Вот если бы дали такое задание в школе, где учился прежде, там проще. Я б сразу к учительнице нашей пошел, к Лукерье Семеновне. Она женщина боевая и понятливая. Сразу б сказала: «Вот что, ребята, давайте-ка докажем, что и мы не лыком шиты, можем армии помочь…»
А здесь — совсем другая учительница — пышноволосая, мягкая в обращении Зинаида Федоровна. Мы ходим по полю, колоски поднимаем, а она — по меже, букет собирает для своего мужа, Степана Захаровича, директора нашей школы. Ей лет двадцать пять, ему — и не сосчитать сколько: волосы жиденькие, едва лысину прикрывают, и голос с хрипотцой. Других-то женихов в селе нет, вот и поженились они этим летом.
Как ни робел я, но все же, собравшись с духом, показал директору школы то самое обращение и письмо. От чисто выбритого, похудевшего лица Степана Захаровича внятно пахло не то духами, не то одеколоном. Кинув беглый взгляд на бумаги, он забрал их с собой и обнадежил:
— Хорошо. Разберемся.
Два дня я с трепетом ждал, когда же наконец войдет директор в наш класс и скажет торжественным голосом, какие большие дела ждут нас. А он все не приходил и не приходил. Неловко было, но что поделать, все же редакционное задание — напомнил я на одной из перемен Степану Захаровичу про «Обращение». Он глянул поверх моей головы, отыскивая в конце коридора кого-то из учителей, назидательно сказал, что терпение есть высшая из добродетелей, и ободряюще пожал мое плечо ухватистыми пальцами.
Минуло еще несколько дней. Смирившись с тем, что добродетели у меня не хватает, поделился я своими заботами с Зинаидой Федоровной. Обычно задумчивая и сдержанная в эмоциях, учительница разулыбалась так, словно приятней историй, чем мои хождения к директору, не слышала. Она сразу поняла, как не желал ее ученик мозолить глаза Степану Захаровичу своей унылой физиономией, однако готова была повести меня к нему за руку. Что за радость сулил ей этот визит?
Директор встретил меня как лучшего друга. Только шишковатый нос чуть поморщился, будто сам по себе, а в глазах сияла самая натуральная радость. Поди знай, где найдешь, а где потеряешь, как говаривала моя бабушка…
— Ну что за проблема — дать ход обращению! — шумнул он. — Вот кончатся уроки…
— Может, лучше сейчас, перед последним уроком? — осторожно ввернула Зинаида Федоровна. — Если помнишь, мы собирались…
— Ах да! — расстроенно произнес Степан Захарович. — Ты права.
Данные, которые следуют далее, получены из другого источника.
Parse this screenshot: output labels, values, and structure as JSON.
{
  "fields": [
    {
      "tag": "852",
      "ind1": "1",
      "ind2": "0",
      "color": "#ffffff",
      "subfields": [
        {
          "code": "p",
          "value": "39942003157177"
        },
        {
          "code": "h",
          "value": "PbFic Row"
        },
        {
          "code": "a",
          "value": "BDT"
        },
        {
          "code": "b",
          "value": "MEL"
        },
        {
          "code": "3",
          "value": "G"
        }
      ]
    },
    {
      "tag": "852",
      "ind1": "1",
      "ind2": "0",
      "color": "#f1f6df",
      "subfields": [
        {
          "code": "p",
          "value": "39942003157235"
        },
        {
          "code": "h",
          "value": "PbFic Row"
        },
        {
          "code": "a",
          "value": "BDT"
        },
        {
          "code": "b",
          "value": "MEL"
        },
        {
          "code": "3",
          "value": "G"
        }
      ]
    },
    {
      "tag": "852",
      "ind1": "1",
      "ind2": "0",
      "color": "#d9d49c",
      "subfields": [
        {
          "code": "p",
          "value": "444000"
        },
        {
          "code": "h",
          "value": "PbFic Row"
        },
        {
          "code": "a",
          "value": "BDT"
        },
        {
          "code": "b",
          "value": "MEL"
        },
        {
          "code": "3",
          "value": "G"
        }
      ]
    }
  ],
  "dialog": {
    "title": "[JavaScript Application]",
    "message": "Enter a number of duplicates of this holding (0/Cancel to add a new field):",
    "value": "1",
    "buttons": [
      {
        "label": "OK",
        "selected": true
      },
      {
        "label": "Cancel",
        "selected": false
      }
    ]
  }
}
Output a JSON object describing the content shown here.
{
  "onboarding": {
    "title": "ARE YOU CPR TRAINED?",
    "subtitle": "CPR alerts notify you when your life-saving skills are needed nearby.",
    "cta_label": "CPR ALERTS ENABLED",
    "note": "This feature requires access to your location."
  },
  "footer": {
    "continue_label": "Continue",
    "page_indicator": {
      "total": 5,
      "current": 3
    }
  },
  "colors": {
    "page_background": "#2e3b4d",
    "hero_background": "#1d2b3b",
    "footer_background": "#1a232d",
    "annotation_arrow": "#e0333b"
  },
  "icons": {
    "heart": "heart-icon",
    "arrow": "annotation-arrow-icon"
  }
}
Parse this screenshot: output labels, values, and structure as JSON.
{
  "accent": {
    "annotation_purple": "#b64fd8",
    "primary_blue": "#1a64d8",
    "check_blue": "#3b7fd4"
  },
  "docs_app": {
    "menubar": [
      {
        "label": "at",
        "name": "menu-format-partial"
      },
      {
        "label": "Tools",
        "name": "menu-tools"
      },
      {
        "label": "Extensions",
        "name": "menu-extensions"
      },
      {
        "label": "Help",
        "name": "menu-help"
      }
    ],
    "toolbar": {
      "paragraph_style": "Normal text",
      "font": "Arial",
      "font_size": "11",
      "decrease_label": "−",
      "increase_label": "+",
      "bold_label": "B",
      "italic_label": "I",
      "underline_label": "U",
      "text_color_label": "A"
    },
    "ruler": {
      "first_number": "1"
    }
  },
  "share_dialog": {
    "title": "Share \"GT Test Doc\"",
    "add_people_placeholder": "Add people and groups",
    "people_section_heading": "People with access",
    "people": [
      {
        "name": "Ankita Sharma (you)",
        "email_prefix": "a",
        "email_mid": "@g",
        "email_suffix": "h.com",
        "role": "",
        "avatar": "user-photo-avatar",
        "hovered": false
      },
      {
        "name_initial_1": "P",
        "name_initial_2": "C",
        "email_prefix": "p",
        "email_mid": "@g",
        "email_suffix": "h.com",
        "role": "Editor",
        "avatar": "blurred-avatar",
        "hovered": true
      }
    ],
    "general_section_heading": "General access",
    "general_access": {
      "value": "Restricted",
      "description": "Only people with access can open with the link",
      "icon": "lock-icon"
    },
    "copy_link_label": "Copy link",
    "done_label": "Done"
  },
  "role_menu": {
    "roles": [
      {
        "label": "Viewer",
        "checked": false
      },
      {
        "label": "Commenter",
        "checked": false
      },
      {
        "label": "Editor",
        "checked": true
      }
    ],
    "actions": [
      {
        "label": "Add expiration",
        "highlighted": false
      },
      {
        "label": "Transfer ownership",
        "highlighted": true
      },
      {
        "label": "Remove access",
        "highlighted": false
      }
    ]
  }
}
Немного помедлив, он выдвинул ящик письменного стола и принялся ворошить в нем бумаги. Бумаг собралось много, вперемешку с тетрадями, и в верхнем ящике, и в других. Быть может, копились они не один год. Степан Захарович ловко перебирал их пальцами, будто считал деньги. Иногда замирал, удивляясь чему-то, и осуждающе крутил головой. Мы терпеливо ждали, пока не забренчал звонок.
— А, черт! — сорвалось у директора. — Понапишут тут…
— Сте-епа, — укоризненно произнесла моя покровительница.
— Извини, извини.
Впору было сгинуть от стыда и неловкости. А Зинаида Федоровна, склонив голову набок, с интересом наблюдала, как нервно бегают пальцы супруга. Наконец, Степан Захарович сказал: «Уф-ф!», вытащил на свет божий то самое обращение, промокнул платком лысину, и мы чинно двинулись в класс: директор впереди, я — замыкающим.
Последующие минуты плохо запомнились мне. Лица одноклассников маячили в мутной зыби. Едва поздоровавшись со всеми и помянув про письмо из редакции, директор ободряюще похлопал меня по плечу: давай, мол, держи речь. Вот подставил меня Степан Захарович так подставил! Не готовил я себя к такой ситуации, полагая, что начнут разговор сами учителя, да не в классе, а на общешкольной линейке. Во рту стало сухо, в голове — пустовато, но язык еще не совсем присох к небу. Я ухватился за спасительный текст обращения и, глотая падежные окончания, оттарабанил про золу и про птичий помет…
Кто-то хихикнул насчет помета. Кто-то квелым голосом бормотнул про картошку.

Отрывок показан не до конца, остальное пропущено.